Traditional IRAs and Roth IRAs have very different tax structures, although it's not difficult to imagine scenarios where either might make a good choice:

  • Contributions to Traditional IRAs lower your current year's taxable income and thus reduce your overall tax burden, although you will be required to pay taxes on your eventual distributions (since you didn't pay taxes on the income that funded your contributions). But for high wage earners, lowering your current taxable income can make a lot of sense, especially if you're on the edge and it brings you down into a lower tax bracket.
  • Roth IRAs do nothing to lower your current tax bill (although contributions by low income tax filers can sometimes generate a tax credit), but the big advantage here is that no matter how successful your investments are, retirement distributions are 100% tax free.


No Short Term Taxes on Option Trades

It's important that I point out that I'm not a tax attorney or accountant, nor do I play one on the internet. You are solely responsible for screwing up your own taxes, so everything I say here should be independently verified.
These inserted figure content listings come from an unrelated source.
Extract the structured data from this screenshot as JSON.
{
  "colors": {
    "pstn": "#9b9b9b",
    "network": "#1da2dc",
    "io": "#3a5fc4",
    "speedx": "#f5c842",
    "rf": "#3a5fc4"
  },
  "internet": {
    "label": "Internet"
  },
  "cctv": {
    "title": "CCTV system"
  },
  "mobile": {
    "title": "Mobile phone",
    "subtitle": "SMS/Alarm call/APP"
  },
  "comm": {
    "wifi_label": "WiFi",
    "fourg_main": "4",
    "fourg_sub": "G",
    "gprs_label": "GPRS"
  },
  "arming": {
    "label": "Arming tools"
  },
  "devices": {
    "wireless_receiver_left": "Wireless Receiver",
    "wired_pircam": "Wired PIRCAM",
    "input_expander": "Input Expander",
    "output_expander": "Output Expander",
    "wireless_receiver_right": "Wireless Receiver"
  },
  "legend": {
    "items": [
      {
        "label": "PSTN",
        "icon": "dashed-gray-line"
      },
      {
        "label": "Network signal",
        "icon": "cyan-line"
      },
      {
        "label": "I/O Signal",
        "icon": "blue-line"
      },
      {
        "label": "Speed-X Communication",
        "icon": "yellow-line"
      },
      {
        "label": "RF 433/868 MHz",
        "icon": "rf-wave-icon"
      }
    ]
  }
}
And, everything I'm saying here is from a U.S. tax system perspective (apologies to my Canadian, Asian, and European readers and viewers).

Nevertheless, I will still point out that trading options in an IRA - Traditional or Roth - has one huge advantage over trading options in regular non-retirement accounts - and that's the fact that your option trading gains are not taxed.

With a Traditional IRA, you'll eventually pay taxes on it, but it will all be rolled into your eventual distributions and you'll pay the same rate on all that.

But in a Roth IRA, the advantage is ever more pronounced - you won't pay ANY taxes on your gains. Period.

Under current U.S. tax policy - and as a reminder, the only license I possess is the one that allows me to operate a motor vehicle - your option trading gains in a regular, non-retirement account are taxed at your short term capital gains rate (unless you actually do hold a position, such as a LEAPS option, for longer than one year).

Depending on your income levels, that can be a pretty good sized hit. But in a Roth IRA, your gains aren't taxed at either the short term capital gains rate or the long term capital gains rate. They're taxed at the 0% rate.

Maybe it's a good trade off, and maybe it isn't. Ultimately, only you can decide.